Clive Dove wrote:
> (E-Mail Removed) wrote:
>
> > Michael Heiming wrote:
> >> In comp.os.linux.networking (E-Mail Removed):
> >> > Background: The company I work for has been acquired buy a Windows
> >> > Shop. Our office will become a "remote office" with all new
> >> > networking
> >>
> >> My condolences.
> >>
> >> > equipment. We will be permitted to maintain our existing
> >> > "development infrastructure", which I define as "whatever I like".
> >>
> >> > They will be providing a dhcp service from a remote server via
> >> > proxyarp through a Cisco switch/router. I would like to use my own
> >> > dhcp server (for lots of reasons). Is there any clever way to make
> >> > it so that my
> >>
> >> IIRC not, doze dhcp doesn't allow to run in ha/failover mode like
> >> isc dhcp allows in addition to other limits. Perhaps just setup
> >> your own IP range put the clients behind and simply NAT the
> >> clients through the Linux(dhcp) server to the company LAN?
> >
> > Unfortunately, that's not an option either.
> >
> >>
> >> [..]
> >>
> >> --
> >> Michael Heiming (X-PGP-Sig > GPG-Key ID: EDD27B94)
> >> mail: echo (E-Mail Removed) | perl -pe 'y/a-z/n-za-m/'
> >> #bofh excuse 215: High nuclear activity in your area.
>
>
> Would you please give us some more information as to why a NAT router is
> not an option.
I won't have access to the switch or any other network equipment.
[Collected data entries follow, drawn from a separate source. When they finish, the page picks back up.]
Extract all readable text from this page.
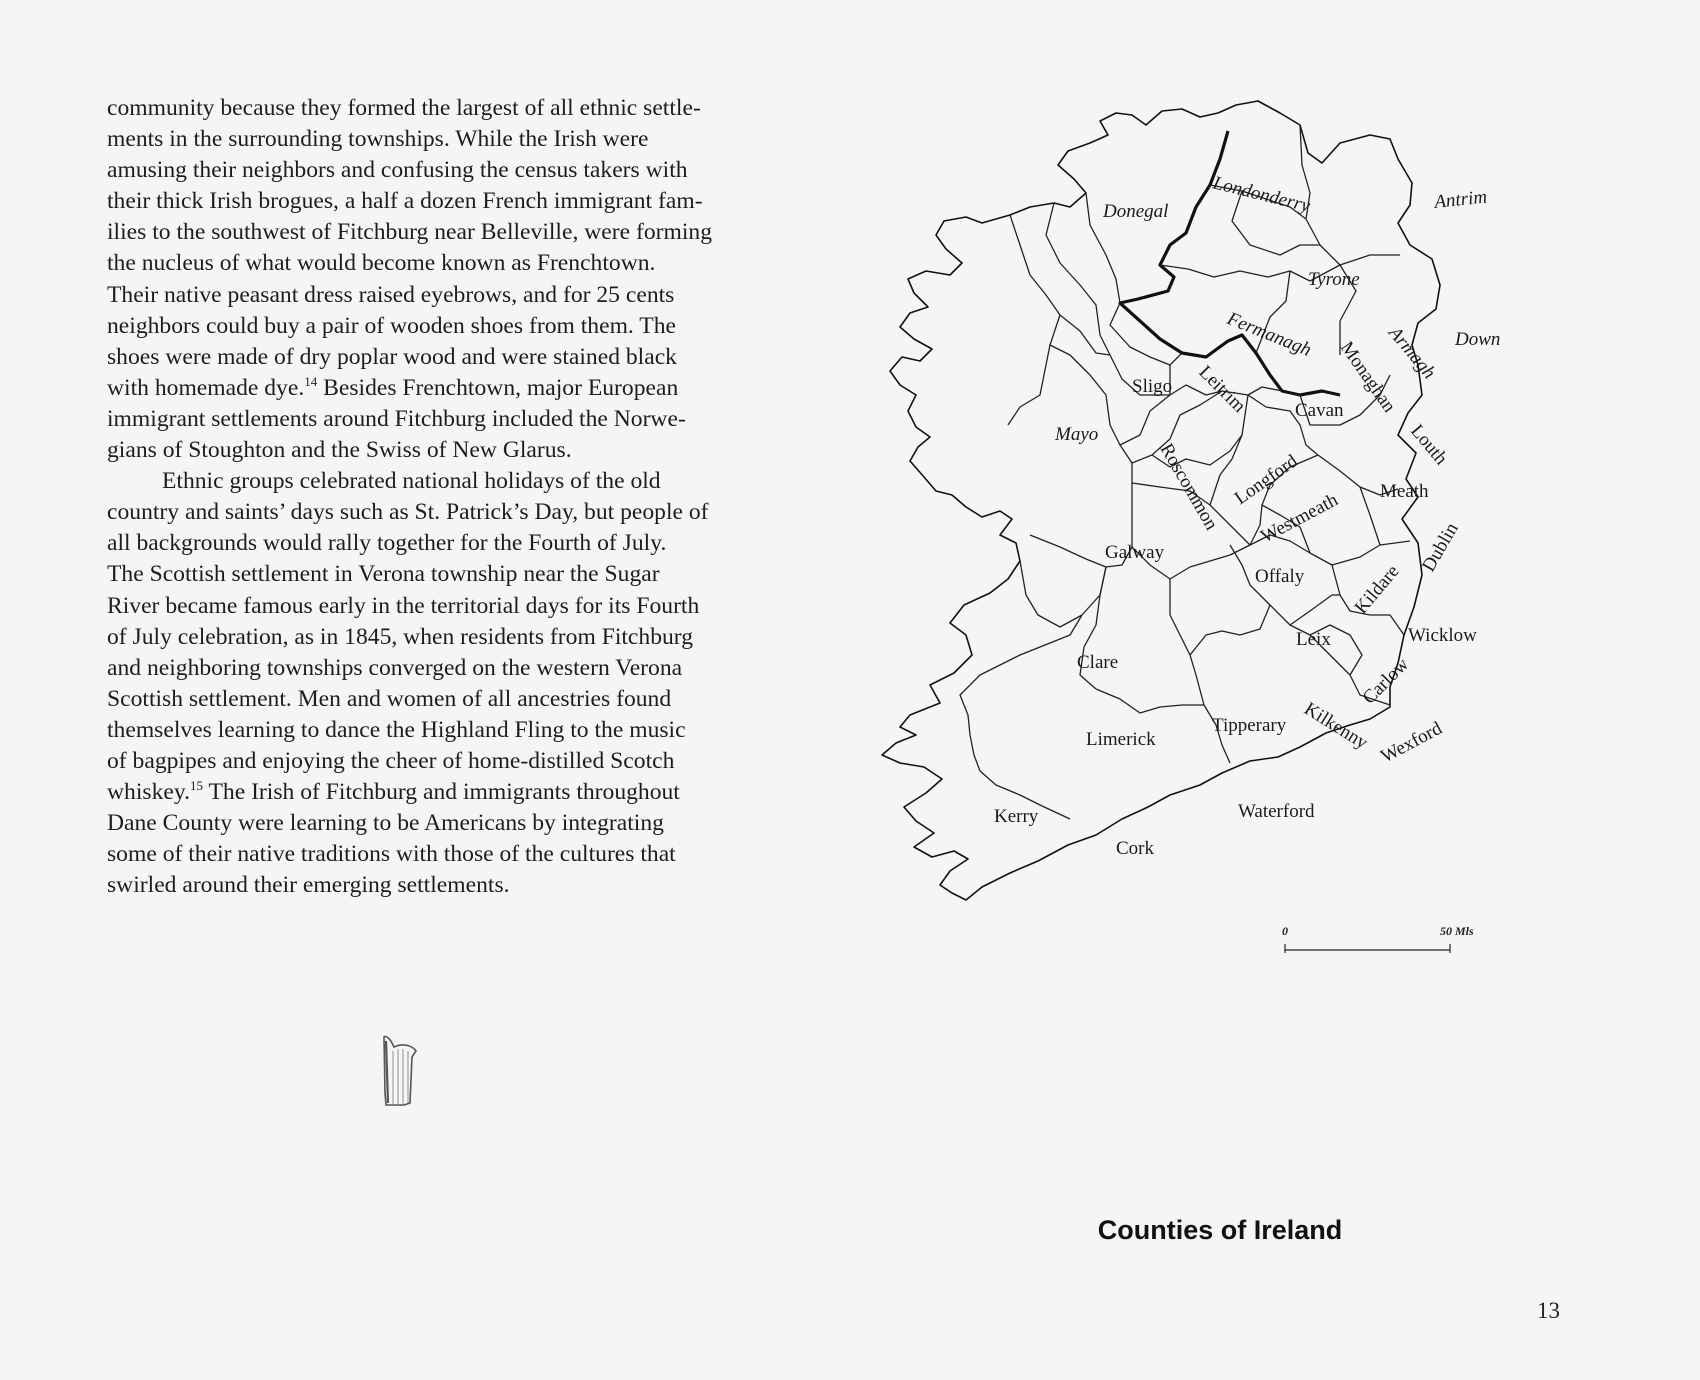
community because they formed the largest of all ethnic settle-
ments in the surrounding townships. While the Irish were
amusing their neighbors and confusing the census takers with
their thick Irish brogues, a half a dozen French immigrant fam-
ilies to the southwest of Fitchburg near Belleville, were forming
the nucleus of what would become known as Frenchtown.
Their native peasant dress raised eyebrows, and for 25 cents
neighbors could buy a pair of wooden shoes from them. The
shoes were made of dry poplar wood and were stained black
with homemade dye.$^{14}$ Besides Frenchtown, major European
immigrant settlements around Fitchburg included the Norwe-
gians of Stoughton and the Swiss of New Glarus.

Ethnic groups celebrated national holidays of the old
country and saints’ days such as St. Patrick’s Day, but people of
all backgrounds would rally together for the Fourth of July.
The Scottish settlement in Verona township near the Sugar
River became famous early in the territorial days for its Fourth
of July celebration, as in 1845, when residents from Fitchburg
and neighboring townships converged on the western Verona
Scottish settlement. Men and women of all ancestries found
themselves learning to dance the Highland Fling to the music
of bagpipes and enjoying the cheer of home-distilled Scotch
whiskey.$^{15}$ The Irish of Fitchburg and immigrants throughout
Dane County were learning to be Americans by integrating
some of their native traditions with those of the cultures that
swirled around their emerging settlements.

Donegal Londonderry	Antrim
Tyrone
Fermanagh	Armagh Down
Monaghan
Leitrim
Sligo
Cavan
Louth
Mayo
Roscommon Longford
Westmeath Meath
Galway	Dublin
Offaly Kildare
Wicklow
Leix
Clare	Carlow
Kilkenny
Tipperary
Limerick	Wexford
Kerry	Waterford
Cork
0	50 Mls
Counties of Ireland
13
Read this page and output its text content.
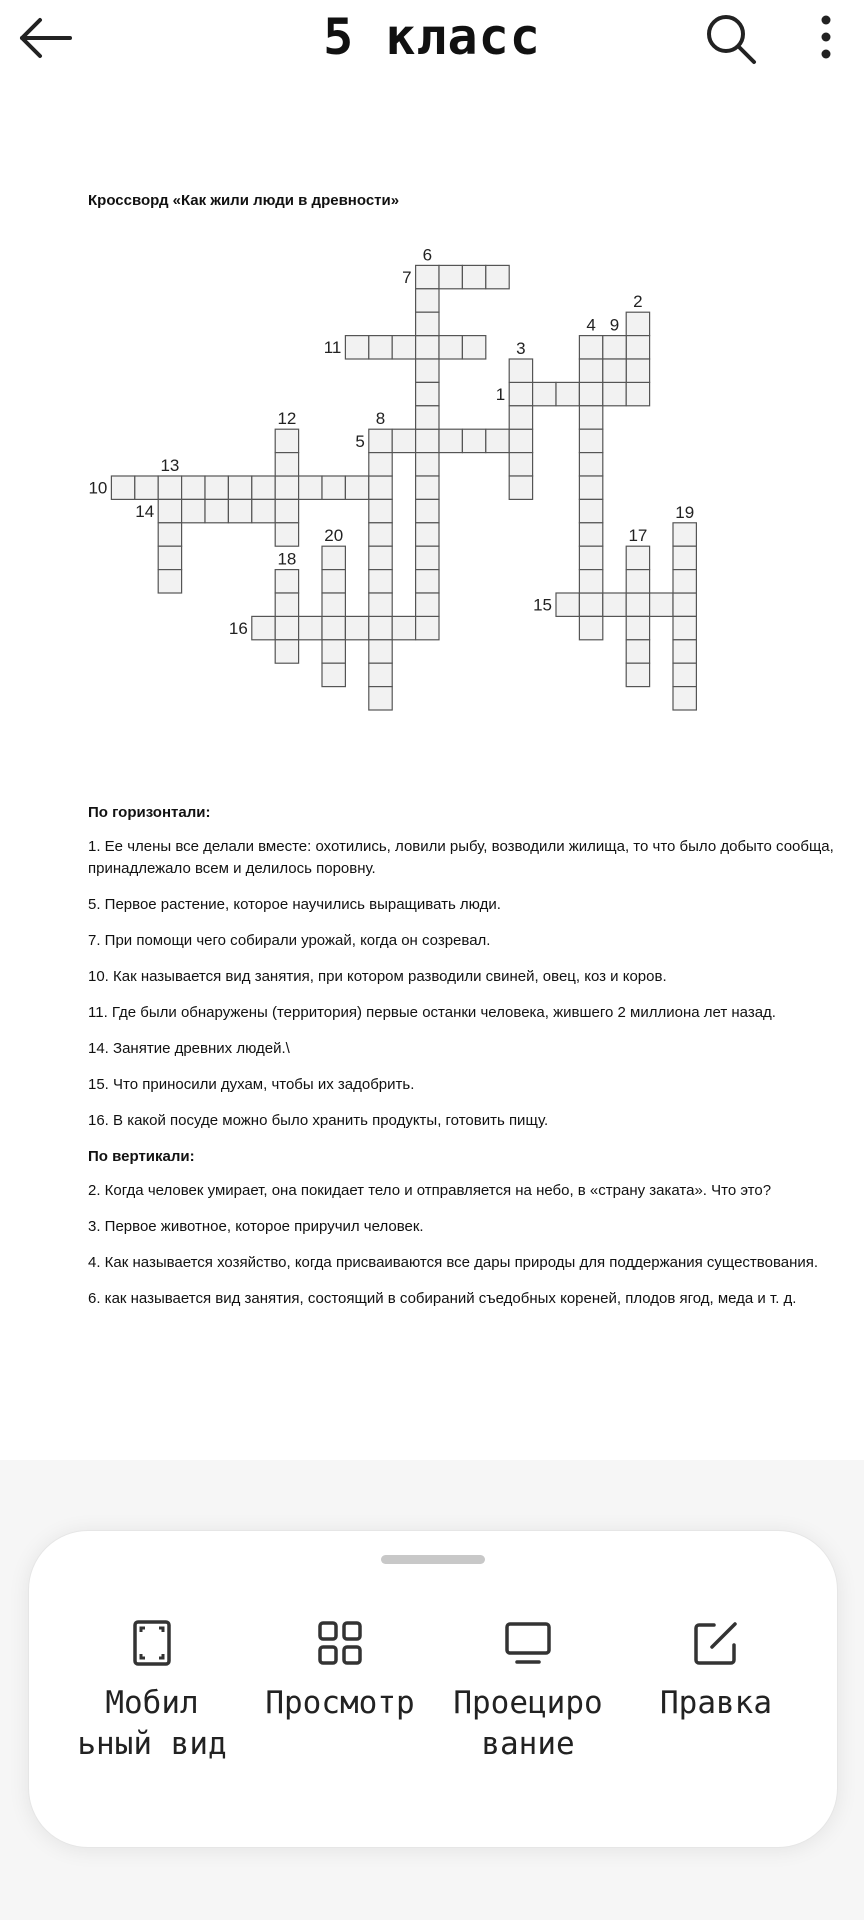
5 класс

Кроссворд «Как жили люди в древности»

1
5
7
10
11
14
15
16
2
3
4
6
8
9
12
13
17
18
19
20

По горизонтали:

1. Ее члены все делали вместе: охотились, ловили рыбу, возводили жилища, то что было добыто сообща, принадлежало всем и делилось поровну.

5. Первое растение, которое научились выращивать люди.

7. При помощи чего собирали урожай, когда он созревал.

10. Как называется вид занятия, при котором разводили свиней, овец, коз и коров.

11. Где были обнаружены (территория) первые останки человека, жившего 2 миллиона лет назад.

14. Занятие древних людей.\

15. Что приносили духам, чтобы их задобрить.

16. В какой посуде можно было хранить продукты, готовить пищу.

По вертикали:

2. Когда человек умирает, она покидает тело и отправляется на небо, в «страну заката». Что это?

3. Первое животное, которое приручил человек.

4. Как называется хозяйство, когда присваиваются все дары природы для поддержания существования.

6. как называется вид занятия, состоящий в собираний съедобных кореней, плодов ягод, меда и т. д.

Мобил
ьный вид
Просмотр	Проециро
вание
Правка
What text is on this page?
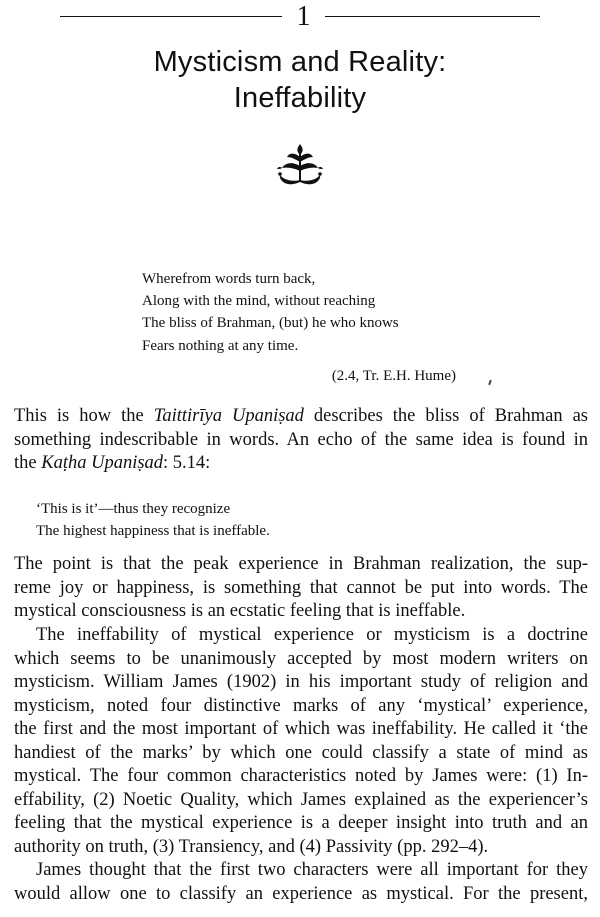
1
Mysticism and Reality:
Ineffability
Wherefrom words turn back,
Along with the mind, without reaching
The bliss of Brahman, (but) he who knows
Fears nothing at any time.
(2.4, Tr. E.H. Hume)
This is how the Taittirīya Upaniṣad describes the bliss of Brahman as
something indescribable in words. An echo of the same idea is found in
the Kaṭha Upaniṣad: 5.14:
‘This is it’—thus they recognize
The highest happiness that is ineffable.
The point is that the peak experience in Brahman realization, the sup-
reme joy or happiness, is something that cannot be put into words. The
mystical consciousness is an ecstatic feeling that is ineffable.
The ineffability of mystical experience or mysticism is a doctrine
which seems to be unanimously accepted by most modern writers on
mysticism. William James (1902) in his important study of religion and
mysticism, noted four distinctive marks of any ‘mystical’ experience,
the first and the most important of which was ineffability. He called it ‘the
handiest of the marks’ by which one could classify a state of mind as
mystical. The four common characteristics noted by James were: (1) In-
effability, (2) Noetic Quality, which James explained as the experiencer’s
feeling that the mystical experience is a deeper insight into truth and an
authority on truth, (3) Transiency, and (4) Passivity (pp. 292–4).
James thought that the first two characters were all important for they
would allow one to classify an experience as mystical. For the present,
Everything owned by "corporate IS" will be caged off. I'll only have a
punch panel with a bunch of RJ45 ports. I could pick one of those and
make myself a separate network behind theirs, but that would be a
little too conspicuous. If they only see traffic coming from one IP
address they'll know something's up. If the get no DHCP leases, they'll
just assume I gave static IPs to all the engineers.